Effektive Mittel zur Bekämpfung globaler Ungleichheit
Auf der Grundlage dieser Befunde zeigte Branko Milanovic einige politische Implikationen auf. Ein zentraler Faktor, der die globale Verteilung von Einkommen maßgeblich bestimmt, ist Staatsbürgerschaft. Global gesehen beruhen 10% unseres Einkommens auf individueller Leistung, die restlichen 90% alleine auf dem glücklichen Umstand, in einem reichen Land zu leben. Einkommen kommt daher einer Standortrente gleich.

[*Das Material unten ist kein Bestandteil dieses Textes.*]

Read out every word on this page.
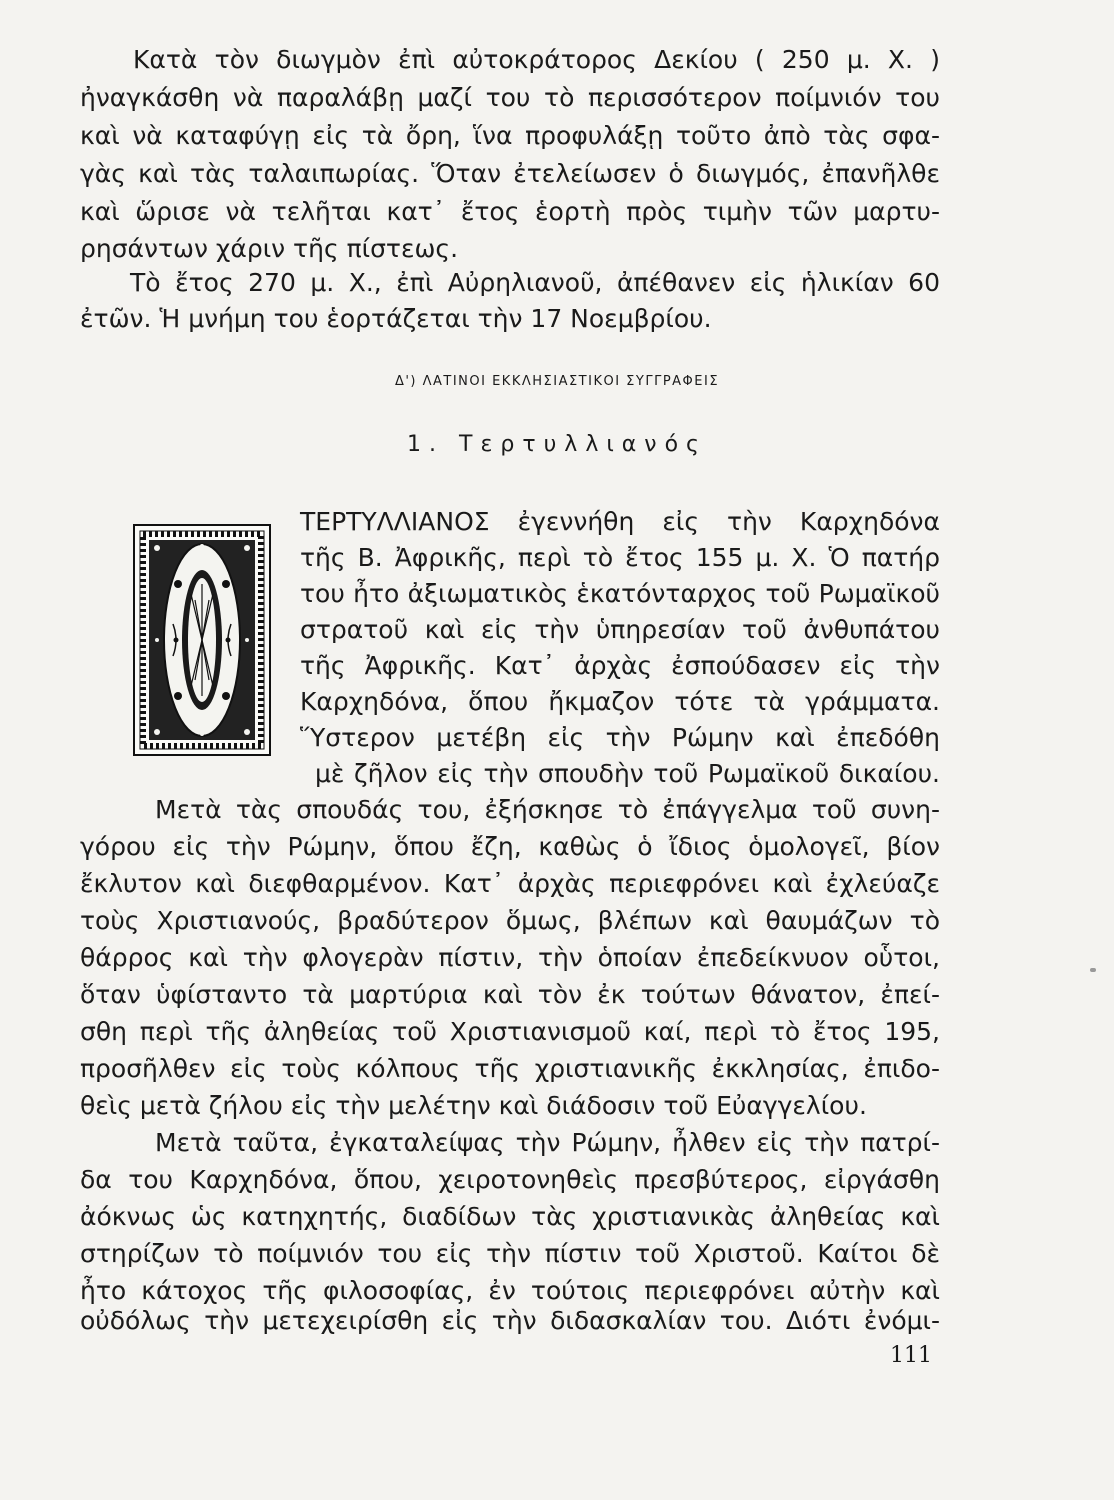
Κατὰ τὸν διωγμὸν ἐπὶ αὐτοκράτορος Δεκίου ( 250 μ. Χ. )
ἠναγκάσθη νὰ παραλάβῃ μαζί του τὸ περισσότερον ποίμνιόν του
καὶ νὰ καταφύγῃ εἰς τὰ ὄρη, ἵνα προφυλάξῃ τοῦτο ἀπὸ τὰς σφα-
γὰς καὶ τὰς ταλαιπωρίας. Ὅταν ἐτελείωσεν ὁ διωγμός, ἐπανῆλθε
καὶ ὥρισε νὰ τελῆται κατ᾽ ἔτος ἑορτὴ πρὸς τιμὴν τῶν μαρτυ-
ρησάντων χάριν τῆς πίστεως.
Τὸ ἔτος 270 μ. Χ., ἐπὶ Αὐρηλιανοῦ, ἀπέθανεν εἰς ἡλικίαν 60
ἐτῶν. Ἡ μνήμη του ἑορτάζεται τὴν 17 Νοεμβρίου.
Δ') ΛΑΤΙΝΟΙ ΕΚΚΛΗΣΙΑΣΤΙΚΟΙ ΣΥΓΓΡΑΦΕΙΣ
1. Τερτυλλιανός
ΤΕΡΤΥΛΛΙΑΝΟΣ ἐγεννήθη εἰς τὴν Καρχηδόνα
τῆς Β. Ἀφρικῆς, περὶ τὸ ἔτος 155 μ. Χ. Ὁ πατήρ
του ἦτο ἀξιωματικὸς ἑκατόνταρχος τοῦ Ρωμαϊκοῦ
στρατοῦ καὶ εἰς τὴν ὑπηρεσίαν τοῦ ἀνθυπάτου
τῆς Ἀφρικῆς. Κατ᾽ ἀρχὰς ἐσπούδασεν εἰς τὴν
Καρχηδόνα, ὅπου ἤκμαζον τότε τὰ γράμματα.
Ὕστερον μετέβη εἰς τὴν Ρώμην καὶ ἐπεδόθη
μὲ ζῆλον εἰς τὴν σπουδὴν τοῦ Ρωμαϊκοῦ δικαίου.
Μετὰ τὰς σπουδάς του, ἐξήσκησε τὸ ἐπάγγελμα τοῦ συνη-
γόρου εἰς τὴν Ρώμην, ὅπου ἔζη, καθὼς ὁ ἴδιος ὁμολογεῖ, βίον
ἔκλυτον καὶ διεφθαρμένον. Κατ᾽ ἀρχὰς περιεφρόνει καὶ ἐχλεύαζε
τοὺς Χριστιανούς, βραδύτερον ὅμως, βλέπων καὶ θαυμάζων τὸ
θάρρος καὶ τὴν φλογερὰν πίστιν, τὴν ὁποίαν ἐπεδείκνυον οὗτοι,
ὅταν ὑφίσταντο τὰ μαρτύρια καὶ τὸν ἐκ τούτων θάνατον, ἐπεί-
σθη περὶ τῆς ἀληθείας τοῦ Χριστιανισμοῦ καί, περὶ τὸ ἔτος 195,
προσῆλθεν εἰς τοὺς κόλπους τῆς χριστιανικῆς ἐκκλησίας, ἐπιδο-
θεὶς μετὰ ζήλου εἰς τὴν μελέτην καὶ διάδοσιν τοῦ Εὐαγγελίου.
Μετὰ ταῦτα, ἐγκαταλείψας τὴν Ρώμην, ἦλθεν εἰς τὴν πατρί-
δα του Καρχηδόνα, ὅπου, χειροτονηθεὶς πρεσβύτερος, εἰργάσθη
ἀόκνως ὡς κατηχητής, διαδίδων τὰς χριστιανικὰς ἀληθείας καὶ
στηρίζων τὸ ποίμνιόν του εἰς τὴν πίστιν τοῦ Χριστοῦ. Καίτοι δὲ
ἦτο κάτοχος τῆς φιλοσοφίας, ἐν τούτοις περιεφρόνει αὐτὴν καὶ
οὐδόλως τὴν μετεχειρίσθη εἰς τὴν διδασκαλίαν του. Διότι ἐνόμι-
111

Wenn allerdings Ungleichheit stark räumlich determiniert ist, ist globale Chancengleichheit kaum zu erzielen. Selbst wenn alle Ungleichheiten innerhalb aller Länder beseitigt wären, bliebe die globale Ungleichheit mit einem Gini-Wert von 0.68 noch immer eklatant. Wer die globale Ungleichheit reduzieren will, muss also das Wachstum von armen Ländern unterstützen oder die Hindernisse für globale Migration abbauen. Die Wanderungen von armen zu reichen Ländern ist ein zentraler Faktor für mehr Einkommensgleichheit. Die Vereinfachung von internationalen Wanderungsbewegungen wäre daher eine effektive Entwicklungspolitik, weil sie das individuelle Einkommen von armen Menschen unmittelbar erhöht. Milanovic ist sich jedoch sicher, dass die führenden Wirtschaftsnationen solch eine Art von Entwicklungspolitik niemals unterstützen werden.
Politische Auswirkungen
Der Trend zur stärkeren Einkommensspreizung in den letzten 25 Jahren führt Milanovic zufolge zu einer tendenziellen Aushöhlung der reichen Mittelklassen. Wie werden diese Gruppen reagieren, wenn deren Einkommen weiterhin stagnieren? Werden sie weiterhin das Projekt der Globalisierung unterstützen? Milanovic sieht hier zwei Gefahren. Zum einen führt die zunehmende Konzentration des Reichtums an der obersten Spitze der Einkommenshierarchie zu plutokratischen Verhältnissen, die bereits jetzt in den Vereinigten Staaten zu beobachten sind und eine Gefahr für die Demokratie darstellen. Zum anderen steigt die Neigung der Mittelklassen zu populistischen Reaktionen. Es ist daher kein Zufall, dass gerade in sozialdemokratischen Ländern wie den Niederlanden oder Dänemark, in denen die Mitteklasse ein tragendes Element ist bzw. war, fremdenfeindliche Ressentiments stärker zu vernehmen sind.